Yang lebih aneh, terdapat kandang yang berisi orangutan juga. Hanya seekor. Seorang staf berseragam cokelat di sana, tanpa ditanya, tiba-tiba menjelaskan bahwa sebenarnya ada sepasang lainnya. Namun, orangutan-orangutan itu sedang “dipinjamkan” ke suatu tempat.
Tunggu dulu! Staf-staf itu sepertinya tidak asing. Saya mengerutkan kening beberapa saat. Baru saya ingat, mereka adalah adik-adik kelas saya sewaktu kuliah dahulu! Saya mengenal mereka, tetapi kami memang tidak akrab.
Dan saya makin bingung, bagaimana ceritanya mereka sekarang bekerja untuk Dino dan Dendy? Mereka sarjana Komunikasi, kenapa malah bekerja mengurus orangutan dan taman? Dan rumah ini, apakah sebuah kantor? Penginapan? Tempat wisata?
Kok bisa Dino dan Dendy sesukses dan sekaya ini?
Di kehidupan nyata, mereka memang pernah memiliki bisnis rumah makan, tetapi kemudian tutup dalam beberapa tahun. Keterpurukan itu tidak berhenti di sana. Saya mendengar dari sahabat masa kecil saya yang lain, bahwa Dino dan Dendy bercerai dari istri masing-masing, dalam keadaan belum punya keturunan.
Mungkin dari situlah, kakak-beradik ini memutuskan kembali mengurus rumah orang tuanya.
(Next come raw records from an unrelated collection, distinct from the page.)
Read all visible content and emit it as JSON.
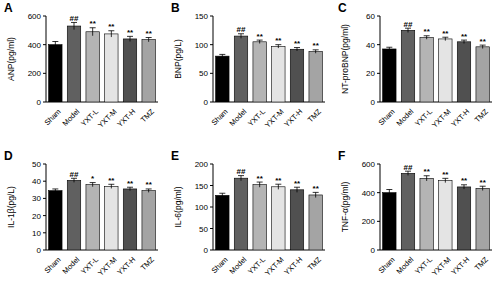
{
  "chart_data": [
    {
      "type": "bar",
      "title": "A",
      "y_label": "ANP(pg/ml)",
      "categories": [
        "Sham",
        "Model",
        "YXT-L",
        "YXT-M",
        "YXT-H",
        "TMZ"
      ],
      "values": [
        400,
        530,
        490,
        475,
        440,
        435
      ],
      "errors": [
        22,
        25,
        28,
        22,
        18,
        15
      ],
      "significance": [
        null,
        "##",
        "**",
        "**",
        "**",
        "**"
      ],
      "colors": [
        "#000000",
        "#606060",
        "#b4b4b4",
        "#e4e4e4",
        "#505050",
        "#a4a4a4"
      ],
      "ylim": [
        0,
        600
      ],
      "yticks": [
        0,
        200,
        400,
        600
      ]
    },
    {
      "type": "bar",
      "title": "B",
      "y_label": "BNP(pg/L)",
      "categories": [
        "Sham",
        "Model",
        "YXT-L",
        "YXT-M",
        "YXT-H",
        "TMZ"
      ],
      "values": [
        80,
        115,
        105,
        97,
        92,
        88
      ],
      "errors": [
        3,
        4,
        3,
        3,
        3,
        3
      ],
      "significance": [
        null,
        "##",
        "**",
        "**",
        "**",
        "**"
      ],
      "colors": [
        "#000000",
        "#606060",
        "#b4b4b4",
        "#e4e4e4",
        "#505050",
        "#a4a4a4"
      ],
      "ylim": [
        0,
        150
      ],
      "yticks": [
        0,
        50,
        100,
        150
      ]
    },
    {
      "type": "bar",
      "title": "C",
      "y_label": "NT-proBNP(pg/ml)",
      "categories": [
        "Sham",
        "Model",
        "YXT-L",
        "YXT-M",
        "YXT-H",
        "TMZ"
      ],
      "values": [
        37,
        50,
        45,
        44,
        42,
        38.5
      ],
      "errors": [
        1.2,
        1.5,
        1.2,
        1.2,
        1.2,
        1.2
      ],
      "significance": [
        null,
        "##",
        "**",
        "**",
        "**",
        "**"
      ],
      "colors": [
        "#000000",
        "#606060",
        "#b4b4b4",
        "#e4e4e4",
        "#505050",
        "#a4a4a4"
      ],
      "ylim": [
        0,
        60
      ],
      "yticks": [
        0,
        20,
        40,
        60
      ]
    },
    {
      "type": "bar",
      "title": "D",
      "y_label": "IL-1β(pg/L)",
      "categories": [
        "Sham",
        "Model",
        "YXT-L",
        "YXT-M",
        "YXT-H",
        "TMZ"
      ],
      "values": [
        34.5,
        40.5,
        38,
        37,
        35.5,
        34.5
      ],
      "errors": [
        1,
        1.2,
        1.2,
        1.2,
        1,
        1
      ],
      "significance": [
        null,
        "##",
        "*",
        "**",
        "**",
        "**"
      ],
      "colors": [
        "#000000",
        "#606060",
        "#b4b4b4",
        "#e4e4e4",
        "#505050",
        "#a4a4a4"
      ],
      "ylim": [
        0,
        50
      ],
      "yticks": [
        0,
        10,
        20,
        30,
        40,
        50
      ]
    },
    {
      "type": "bar",
      "title": "E",
      "y_label": "IL-6(pg/ml)",
      "categories": [
        "Sham",
        "Model",
        "YXT-L",
        "YXT-M",
        "YXT-H",
        "TMZ"
      ],
      "values": [
        127,
        167,
        152,
        147,
        140,
        128
      ],
      "errors": [
        5,
        6,
        6,
        6,
        6,
        6
      ],
      "significance": [
        null,
        "##",
        "**",
        "**",
        "**",
        "**"
      ],
      "colors": [
        "#000000",
        "#606060",
        "#b4b4b4",
        "#e4e4e4",
        "#505050",
        "#a4a4a4"
      ],
      "ylim": [
        0,
        200
      ],
      "yticks": [
        0,
        50,
        100,
        150,
        200
      ]
    },
    {
      "type": "bar",
      "title": "F",
      "y_label": "TNF-α(pg/ml)",
      "categories": [
        "Sham",
        "Model",
        "YXT-L",
        "YXT-M",
        "YXT-H",
        "TMZ"
      ],
      "values": [
        400,
        535,
        500,
        485,
        440,
        430
      ],
      "errors": [
        22,
        15,
        18,
        15,
        15,
        15
      ],
      "significance": [
        null,
        "##",
        "**",
        "**",
        "**",
        "**"
      ],
      "colors": [
        "#000000",
        "#606060",
        "#b4b4b4",
        "#e4e4e4",
        "#505050",
        "#a4a4a4"
      ],
      "ylim": [
        0,
        600
      ],
      "yticks": [
        0,
        200,
        400,
        600
      ]
    }
  ]
}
Sekaligus fokus ke bisnis baru, hingga mereka sesukses ini!
Untuk ukuran (dompet) saya, tidak mudah dan murah untuk mengembangkan rumah di Jalan Soda ini.
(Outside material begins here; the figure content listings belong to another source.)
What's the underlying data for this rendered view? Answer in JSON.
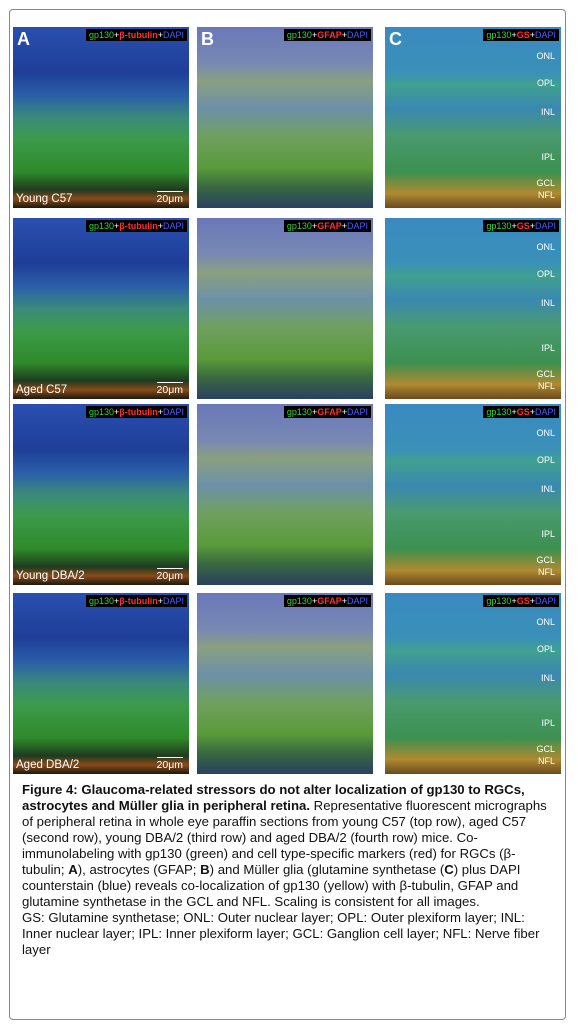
{
  "figure": {
    "panel_letters": [
      "A",
      "B",
      "C"
    ],
    "markers": [
      [
        "gp130",
        "+",
        "β-tubulin",
        "+",
        "DAPI"
      ],
      [
        "gp130",
        "+",
        "GFAP",
        "+",
        "DAPI"
      ],
      [
        "gp130",
        "+",
        "GS",
        "+",
        "DAPI"
      ]
    ],
    "rows": [
      {
        "label": "Young C57",
        "scale": "20μm",
        "layers": [
          "ONL",
          "OPL",
          "INL",
          "IPL",
          "GCL",
          "NFL"
        ]
      },
      {
        "label": "Aged C57",
        "scale": "20μm",
        "layers": [
          "ONL",
          "OPL",
          "INL",
          "IPL",
          "GCL",
          "NFL"
        ]
      },
      {
        "label": "Young DBA/2",
        "scale": "20μm",
        "layers": [
          "ONL",
          "OPL",
          "INL",
          "IPL",
          "GCL",
          "NFL"
        ]
      },
      {
        "label": "Aged DBA/2",
        "scale": "20μm",
        "layers": [
          "ONL",
          "OPL",
          "INL",
          "IPL",
          "GCL",
          "NFL"
        ]
      }
    ],
    "caption": {
      "title": "Figure 4: Glaucoma-related stressors do not alter localization of gp130 to RGCs, astrocytes and Müller glia in peripheral retina.",
      "body": [
        {
          "text": " Representative fluorescent micrographs of peripheral retina in whole eye paraffin sections from young C57 (top row), aged C57 (second row), young DBA/2 (third row) and aged DBA/2 (fourth row) mice. Co-immunolabeling with gp130 (green) and cell type-specific markers (red) for RGCs (β-tubulin; ",
          "bold": false
        },
        {
          "text": "A",
          "bold": true
        },
        {
          "text": "), astrocytes (GFAP; ",
          "bold": false
        },
        {
          "text": "B",
          "bold": true
        },
        {
          "text": ") and Müller glia (glutamine synthetase (",
          "bold": false
        },
        {
          "text": "C",
          "bold": true
        },
        {
          "text": ") plus DAPI counterstain (blue) reveals co-localization of gp130 (yellow) with β-tubulin, GFAP and glutamine synthetase in the GCL and NFL. Scaling is consistent for all images.",
          "bold": false
        }
      ],
      "abbreviations": "GS: Glutamine synthetase; ONL: Outer nuclear layer; OPL: Outer plexiform layer; INL: Inner nuclear layer; IPL: Inner plexiform layer; GCL: Ganglion cell layer; NFL: Nerve fiber layer"
    }
  }
}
Dahulu, ini memang kompleks yang biasa. Jalannya tanah, sehingga selalu tercipta kawah-kawah air saat musim hujan. Membuat naik kendaraan apapun serasa ikut perjalanan off road. Banyak juga sawah-sawah ilalang di antara rumah-rumah.
Keluarga saya pindah dari sini ketika saya duduk di kelas V SD. Siapa sangka, dalam berpuluh tahun kemudian, kompleks ini berevolusi menjadi kawasan elite. Masjid di gang III makin mewah dan megah. Bisnis-bisnis bertumbuhan. Ada hotel berbintang pula di gang II, tepat di sebelah rumah lawas saya.
Pastinya, tidak murah meneruskan hidup di lingkungan seperti itu. Iuran RW-nya pasti ratusan ribu (bahkan lebih), PBB-nya pasti minimal lima jutaan per tahun, belum lagi pajak-pajak lainnya.
Jadi kalau Dino dan Dendy sampai mampu bertahan di sana, bahkan memperluas rumahnya, tentu dompet mereka cukup tebal. Apalagi sampai mendapat izin memelihara tiga ekor orangutan segala di pekarangannya.
Entah apa bisnis mereka saat itu, sehingga pegawainya mencapai belasan orang begitu. Entah siapa pula orang-orang yang bersantai di gazebo-gazebo itu. Apakah tamu mereka? Klien mereka? Atau sekadar sanak keluarga?
Begitu banyak pertanyaan. Namun, saya keburu terbangun sebelum sempat bertemu dengan Dendy, sebagaimana tujuan awal saya.